OK. So I'm a pool user (kid in a bathing suit, I think). I want to
use your Rserpool thing to, I dunno, open a BEEP connection to an
application in some other system. That means I'm going to open an
SCTP connection (yes, Marshall never wrote down BEEP/SCTP, but he
should have) to a given Internet address and transport port number,
which will get me to that application. Do I have to also open an ASAP
connection to a server to tell me which one to address? I thought I
got that from DNS?
Or is the pool user someone else?If so, who?
> o The PE can send a business card
> o The PE can send cookies
these are defined terms, right? No, they are not defined in 2.3; 2.3
merely says that they can be shipped around.
To me a business card is a small piece of paper, and a cookie is as
defined in Betty Crocker...
> basic FTP model. These examples use FTP for illustrative purposes.
> FTP was chosen since many of the basic concept are well known and
> should be familiar to readers.
s/basic concept/basic concepts/
It's really great to find the example here. One could imagine it
being in the overview as a motivator for the discussion, showing the
problem space and how the solution addresses it.
> To effect a file transfer the following steps would take place.

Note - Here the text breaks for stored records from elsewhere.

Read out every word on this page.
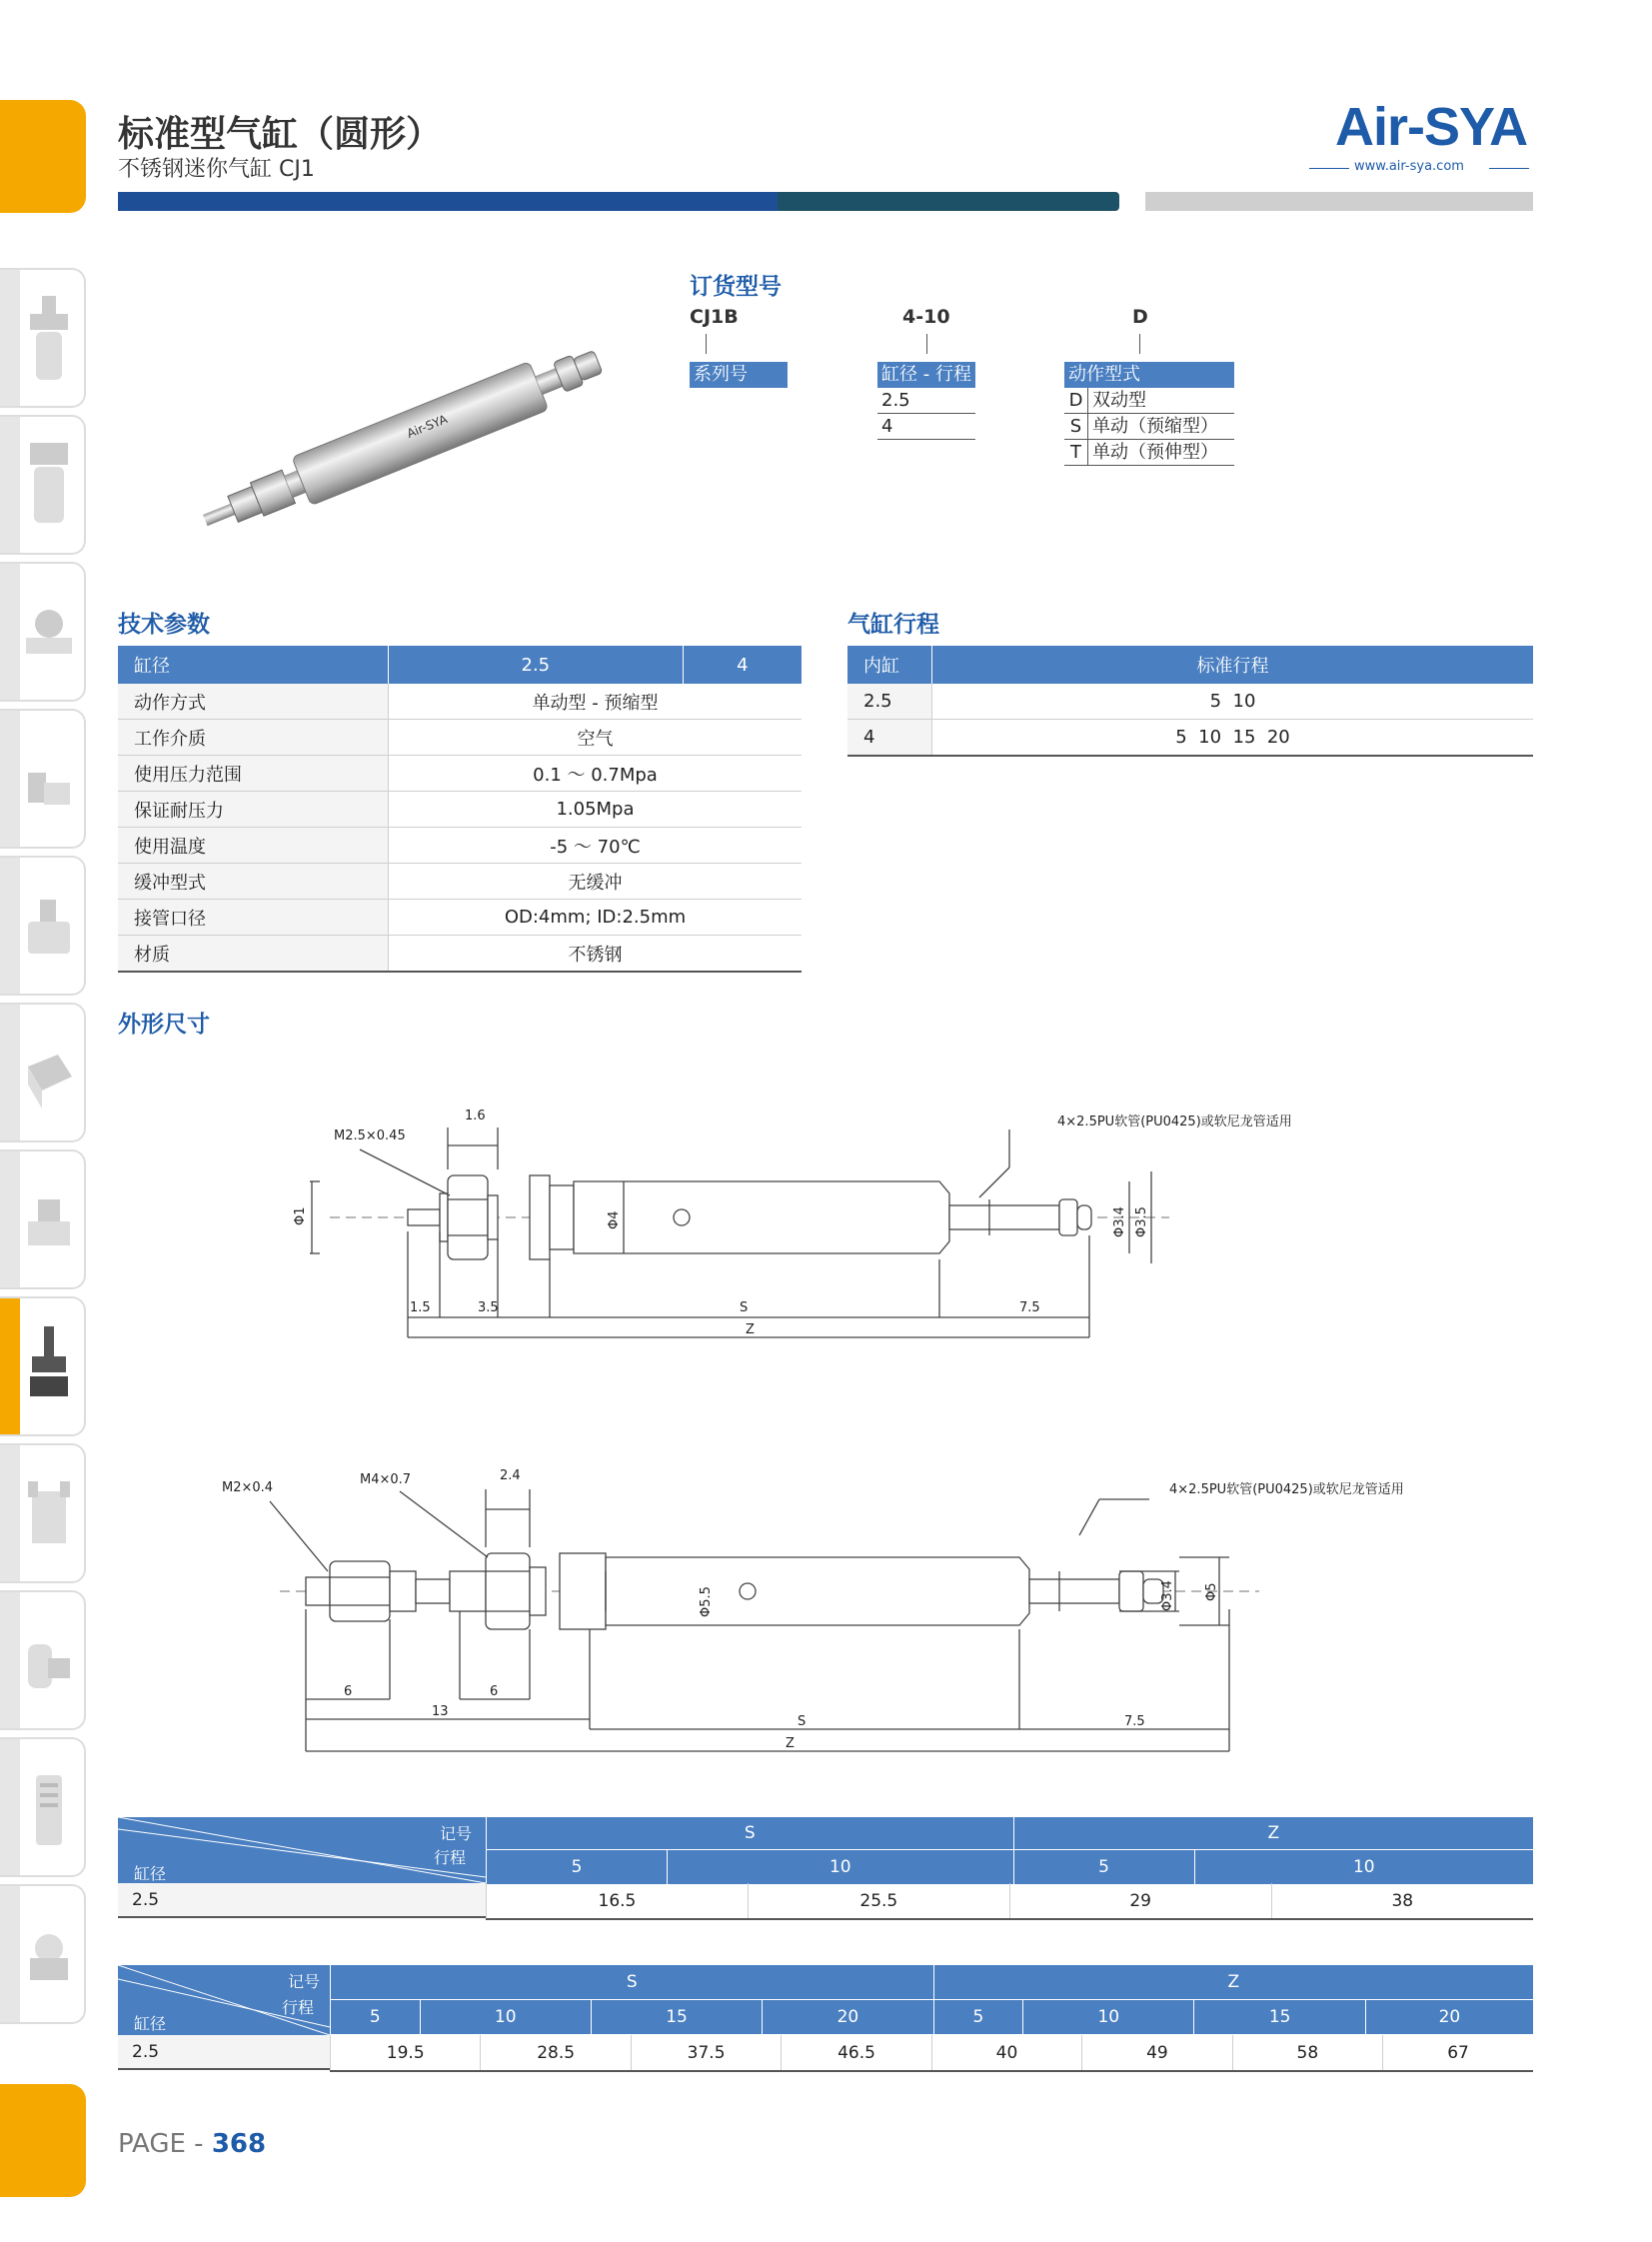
标准型气缸（圆形）
不锈钢迷你气缸 CJ1
Air-SYA
www.air-sya.com
Air-SYA
订货型号
CJ1B	4-10	D
系列号	缸径 - 行程
2.5
4
动作型式
D 双动型
S 单动（预缩型）
T 单动（预伸型）
技术参数
缸径	2.5	4
动作方式	单动型 - 预缩型	
工作介质	空气	
使用压力范围	0.1 ～ 0.7Mpa	
保证耐压力	1.05Mpa	
使用温度	-5 ～ 70℃	
缓冲型式	无缓冲	
接管口径	OD:4mm; ID:2.5mm	
材质	不锈钢	
气缸行程
内缸	标准行程
2.5	5  10
4	5  10  15  20
外形尺寸
M2.5×0.45
1.6	4×2.5PU软管(PU0425)或软尼龙管适用
Φ1	Φ4	Φ3.4 Φ3.5
1.5	3.5	S	7.5
Z
M2×0.4
M4×0.7	2.4
4×2.5PU软管(PU0425)或软尼龙管适用
Φ5.5	Φ3.4 Φ5
6	6
13
S	7.5
Z
记号
行程
缸径
S		Z	
5	10	5	10
2.5	16.5	25.5	29	38
记号
行程
缸径
S				Z			
5	10	15	20	5	10	15	20
2.5	19.5	28.5	37.5	46.5	40	49	58	67
PAGE - 368
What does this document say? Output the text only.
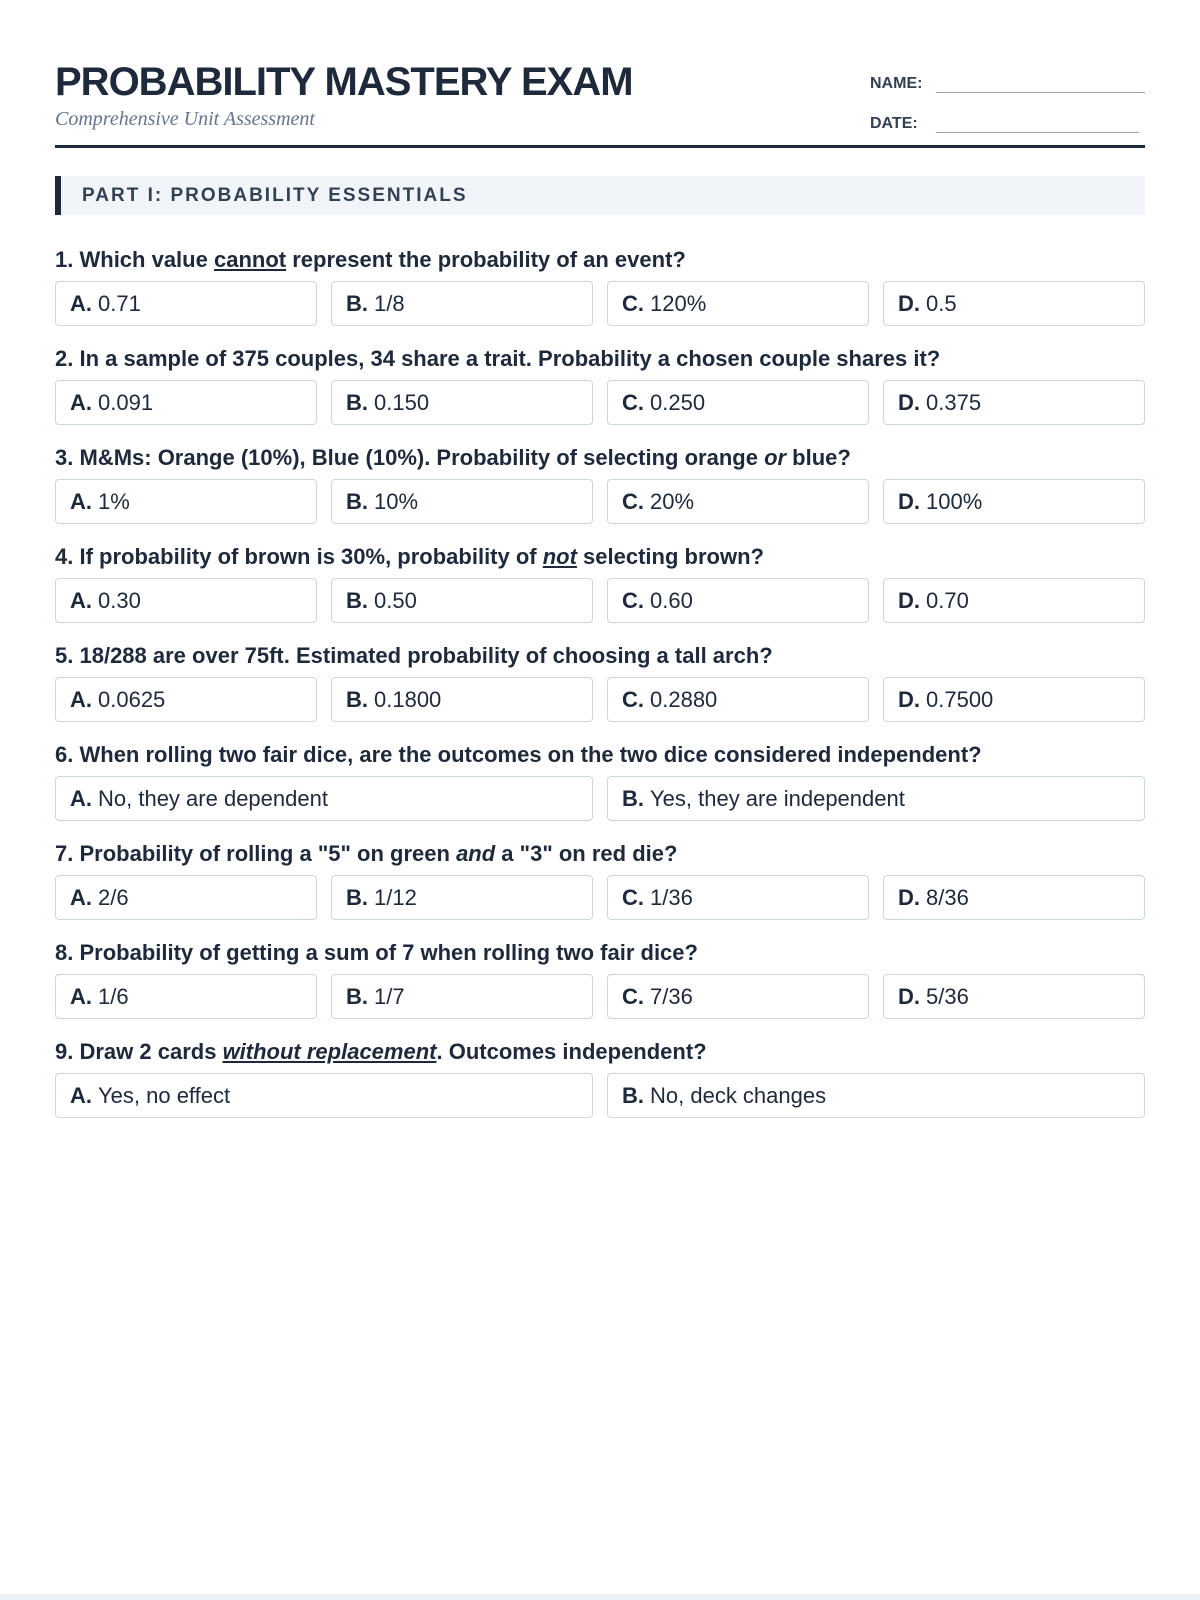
PROBABILITY MASTERY EXAM
Comprehensive Unit Assessment
NAME:
DATE:
PART I: PROBABILITY ESSENTIALS
1. Which value cannot represent the probability of an event?
A. 0.71	B. 1/8	C. 120%	D. 0.5
2. In a sample of 375 couples, 34 share a trait. Probability a chosen couple shares it?
A. 0.091	B. 0.150	C. 0.250	D. 0.375
3. M&Ms: Orange (10%), Blue (10%). Probability of selecting orange or blue?
A. 1%	B. 10%	C. 20%	D. 100%
4. If probability of brown is 30%, probability of not selecting brown?
A. 0.30	B. 0.50	C. 0.60	D. 0.70
5. 18/288 are over 75ft. Estimated probability of choosing a tall arch?
A. 0.0625	B. 0.1800	C. 0.2880	D. 0.7500
6. When rolling two fair dice, are the outcomes on the two dice considered independent?
A. No, they are dependent	B. Yes, they are independent
7. Probability of rolling a "5" on green and a "3" on red die?
A. 2/6	B. 1/12	C. 1/36	D. 8/36
8. Probability of getting a sum of 7 when rolling two fair dice?
A. 1/6	B. 1/7	C. 7/36	D. 5/36
9. Draw 2 cards without replacement. Outcomes independent?
A. Yes, no effect	B. No, deck changes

> 1. The application in PU(X) sends a login request. The PU(X)'s
> layer sends an ASAP request to an ENRP server to request the
> of pool elements (using (a)). The pool handle to identify the
> pool is "File Transfer Pool". The ASAP layer queues the login
Dumb question from the guy who knows far too much about queues. Does
the ASAP layer queue it (store it in a FIFO, LIFO, or etc data
structure), or does it store it in a database of active requests? I
should think it would do the latter, so that the request could then
be serviced as the necessary resources become available rather than
artificially making it wait for other requests whose resources don't
become available quite as rapidly.
> 2. The ENRP server returns a list of the three PEs PE(1,A), PE
> and PE(1,C) to the ASAP layer in PU(X) (using (b)).
You need some punctuation there somehow. I tried, I have no idea how.